Questo piccolo inconveniente ha condizionato sensibilmente i miei programmi, costringendomi a evitare i piccoli centri, dove il traffico ferroviario meno intenso poteva mettere a rischio la disponibilità dei biglietti, e a ridurre le soste, cominciando, seppur a malincuore, col sacrificare la tappa successiva: un’invitante località dalla suggestiva atmosfera tradizionale di cui mi avevano parlato molto bene, che avrebbe spezzato il lungo viaggio fino a Xi’an. Perlomeno avevo trovato posto in vagone letto, ed era una fortuna poiché, vista la situazione, anche per la scelta dei posti non avevo molto da sottilizzare, dovevo accontentarmi di quello che mi capitava. Quando è stato il tempo di ripartire, lasciare Beijing, in cui ormai mi ero ambientato molto più che nella fredda Shanghai, è stato difficile; lasciare Martina, che mi aveva accompagnato alla stazione per salutarmi, lo è stato ancora di più.

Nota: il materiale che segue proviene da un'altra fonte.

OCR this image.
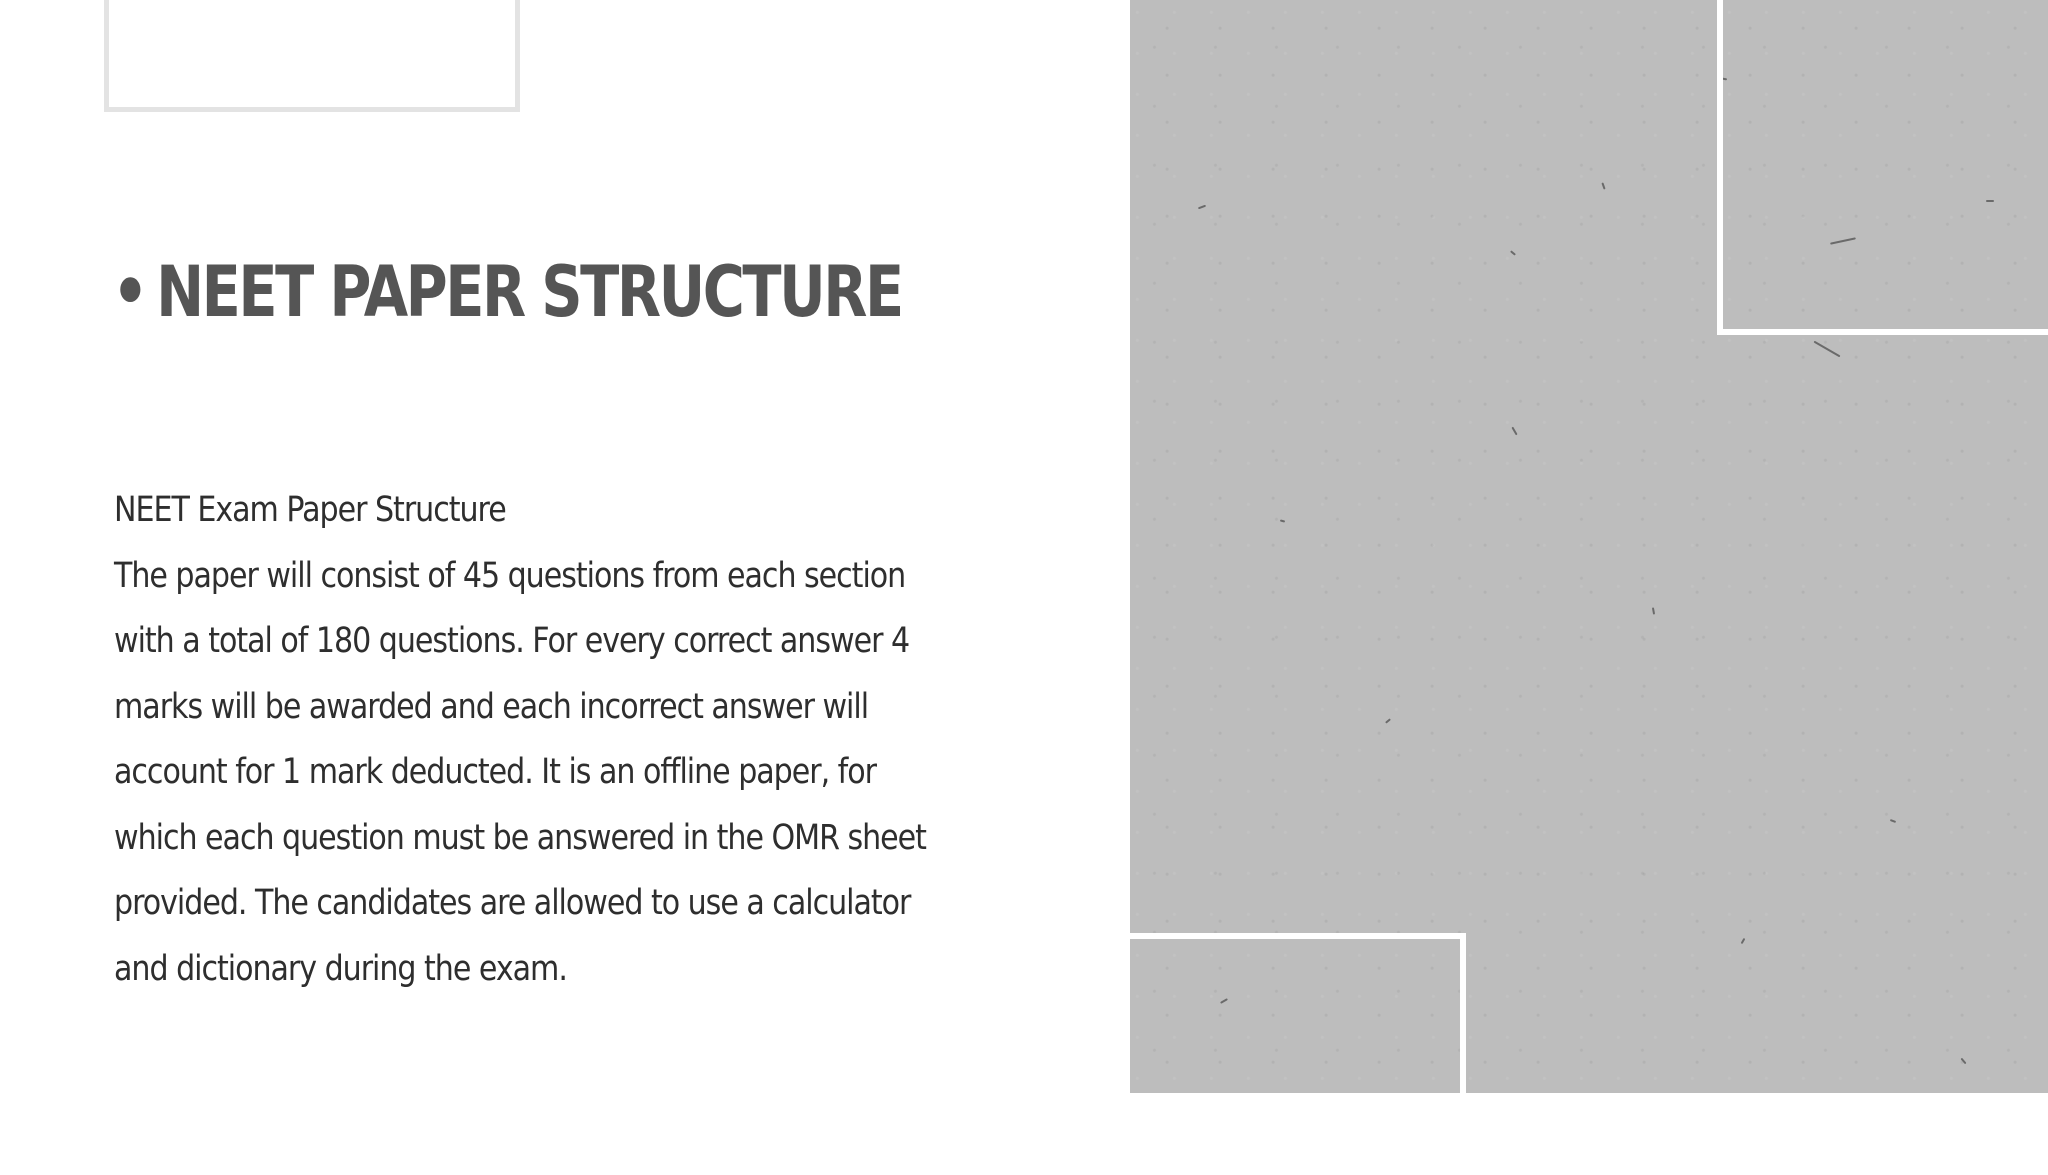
• NEET PAPER STRUCTURE
NEET Exam Paper Structure
The paper will consist of 45 questions from each section
with a total of 180 questions. For every correct answer 4
marks will be awarded and each incorrect answer will
account for 1 mark deducted. It is an offline paper, for
which each question must be answered in the OMR sheet
provided. The candidates are allowed to use a calculator
and dictionary during the exam.
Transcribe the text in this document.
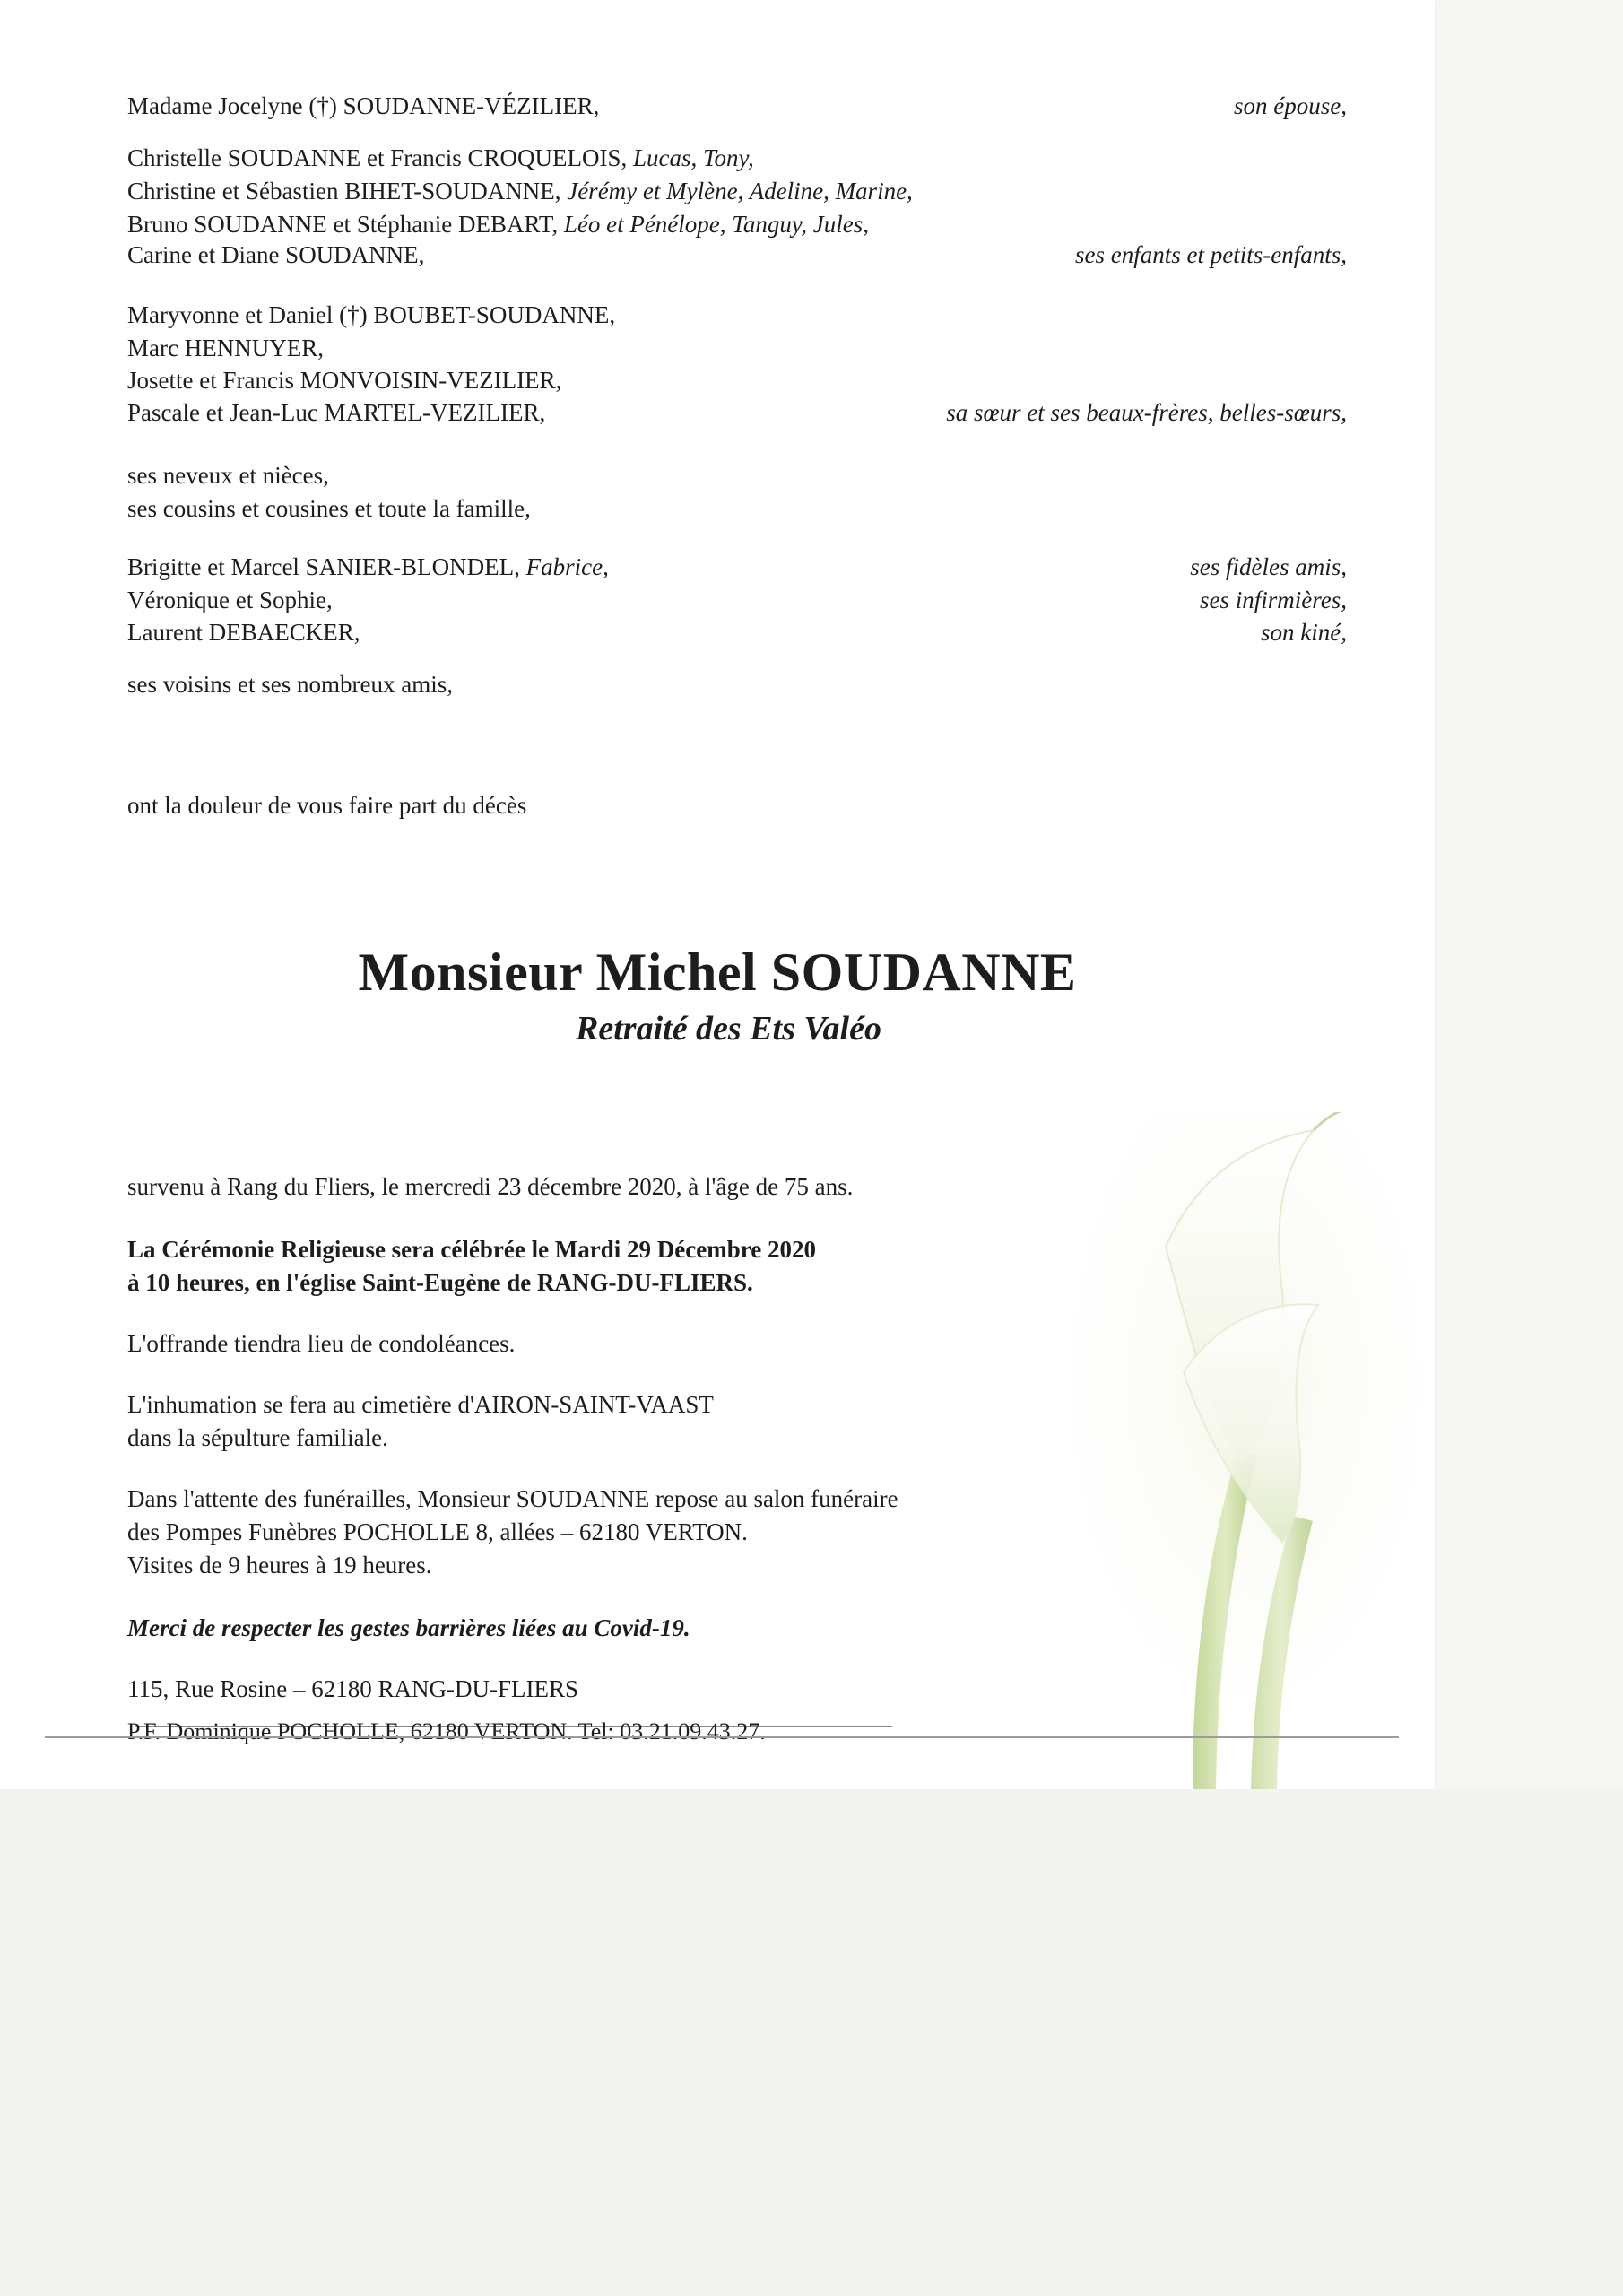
Madame Jocelyne (†) SOUDANNE-VÉZILIER,	son épouse,
Christelle SOUDANNE et Francis CROQUELOIS, Lucas, Tony,
Christine et Sébastien BIHET-SOUDANNE, Jérémy et Mylène, Adeline, Marine,
Bruno SOUDANNE et Stéphanie DEBART, Léo et Pénélope, Tanguy, Jules,
Carine et Diane SOUDANNE,	ses enfants et petits-enfants,
Maryvonne et Daniel (†) BOUBET-SOUDANNE,
Marc HENNUYER,
Josette et Francis MONVOISIN-VEZILIER,
Pascale et Jean-Luc MARTEL-VEZILIER,	sa sœur et ses beaux-frères, belles-sœurs,
ses neveux et nièces,
ses cousins et cousines et toute la famille,
Brigitte et Marcel SANIER-BLONDEL, Fabrice,	ses fidèles amis,
Véronique et Sophie,	ses infirmières,
Laurent DEBAECKER,	son kiné,
ses voisins et ses nombreux amis,
ont la douleur de vous faire part du décès
Monsieur Michel SOUDANNE
Retraité des Ets Valéo
survenu à Rang du Fliers, le mercredi 23 décembre 2020, à l'âge de 75 ans.
La Cérémonie Religieuse sera célébrée le Mardi 29 Décembre 2020
à 10 heures, en l'église Saint-Eugène de RANG-DU-FLIERS.
L'offrande tiendra lieu de condoléances.
L'inhumation se fera au cimetière d'AIRON-SAINT-VAAST
dans la sépulture familiale.
Dans l'attente des funérailles, Monsieur SOUDANNE repose au salon funéraire
des Pompes Funèbres POCHOLLE 8, allées – 62180 VERTON.
Visites de 9 heures à 19 heures.
Merci de respecter les gestes barrières liées au Covid-19.
115, Rue Rosine – 62180 RANG-DU-FLIERS
P.F. Dominique POCHOLLE, 62180 VERTON. Tel: 03.21.09.43.27.
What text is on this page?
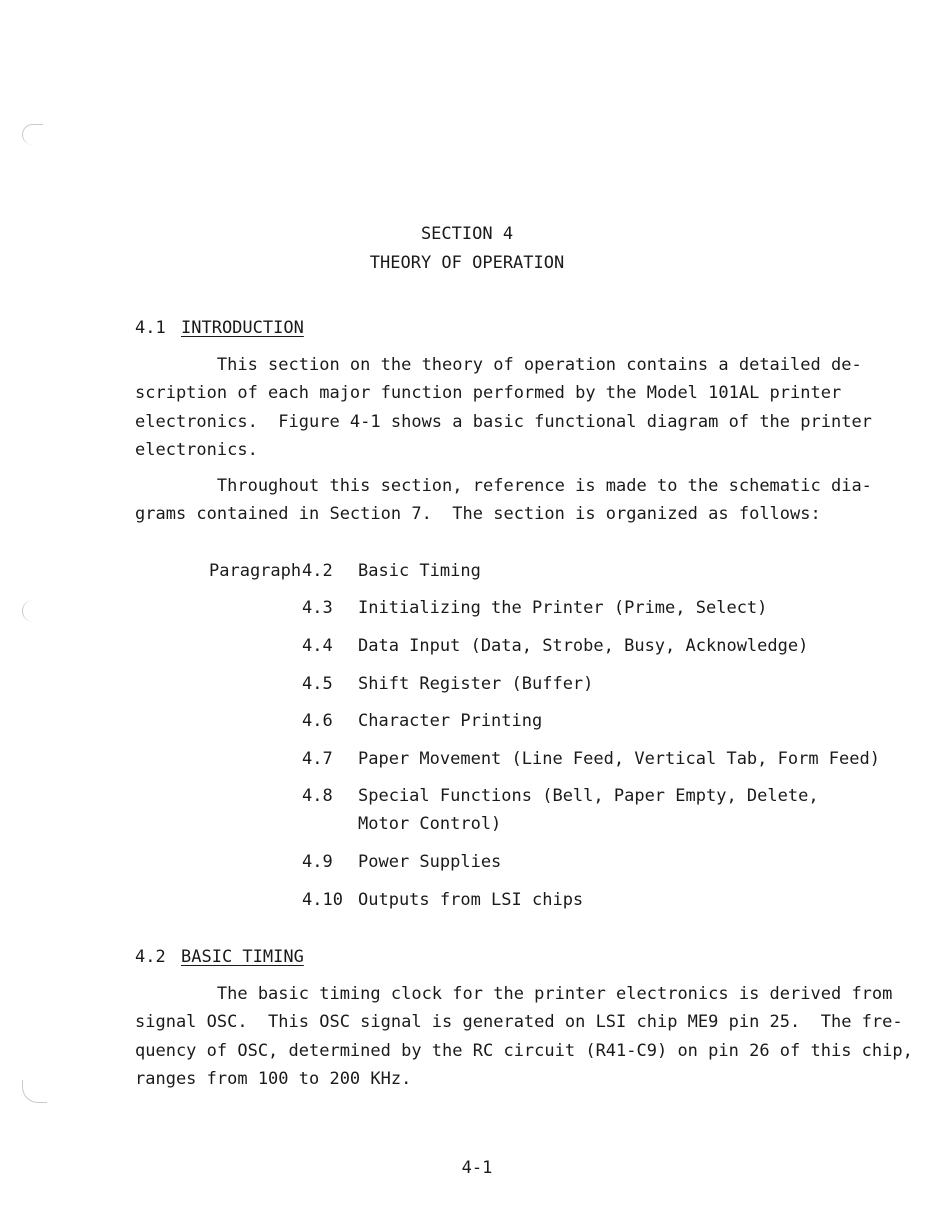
SECTION 4
THEORY OF OPERATION
4.1 INTRODUCTION

This section on the theory of operation contains a detailed de-
scription of each major function performed by the Model 101AL printer
electronics.  Figure 4-1 shows a basic functional diagram of the printer
electronics.

Throughout this section, reference is made to the schematic dia-
grams contained in Section 7.  The section is organized as follows:

Paragraph 4.2 Basic Timing
4.3 Initializing the Printer (Prime, Select)
4.4 Data Input (Data, Strobe, Busy, Acknowledge)
4.5 Shift Register (Buffer)
4.6 Character Printing
4.7 Paper Movement (Line Feed, Vertical Tab, Form Feed)
4.8 Special Functions (Bell, Paper Empty, Delete,
Motor Control)
4.9 Power Supplies
4.10 Outputs from LSI chips
4.2 BASIC TIMING

The basic timing clock for the printer electronics is derived from
signal OSC.  This OSC signal is generated on LSI chip ME9 pin 25.  The fre-
quency of OSC, determined by the RC circuit (R41-C9) on pin 26 of this chip,
ranges from 100 to 200 KHz.

4-1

Sul treno i cinesi si mettevano comodi, a loro agio, e quelli possono essere tra i momenti più duri di un viaggio in Cina: per sentirsi in libertà, senza preoccuparsi troppo della nostra ipocrita sobrietà da galateo, molti di loro facevano tutto quello che gli veniva, dai comportamenti poco decorosi ma in fondo veniali e inoffensivi, come masticare con la bocca aperta o mettersi le dita nel naso, fino a manifestazioni più colorite e faticosamente sopportabili come togliersi le scarpe, ruttare, scatarrare fragorosamente e scoreggiare con disinvoltura. Superati alcuni di questi sofferti momenti dal tenore ai limiti dello scabroso, e dopo il viaggio che, per il resto, era stato sufficientemente tranquillo, sono uscito di buon mattino dalla stazione di Xi’an. In Cina le stazioni funzionavano come gli aeroporti, arrivi e partenze erano due settori divisi e non comunicanti, c’era un controllo a ogni ingresso, ed entravano in stazione soltanto i titolari del biglietto; ciò implicava che fuori, all’uscita, si creassero nutriti cumuli di gente in attesa dei passeggeri giunti a destinazione, con un delirio di amici e parenti urlanti, oltre a quello dei vari incaricati di agenzie e alberghi che sgomitavano cercando di guadagnarsi la prima fila, e che, appena conquistata la posizione, alzavano i loro cartelli per farsi riconoscere, o semplicemente conoscere. A Xi’an, in particolare, vista l’importanza del posto, la sua vocazione turistica e la quantità di gente che transitava per la stazione, quest’aspetto è stato piuttosto impressionante, e a giudicare dalla folla che ho trovato, tutti accalcati a vedersi scorrere davanti il corteo dei ciondolanti e assonnati nuovi ospiti, sembrava davvero di uscire dallo scalo internazionale di un aeroporto nell’ora di punta.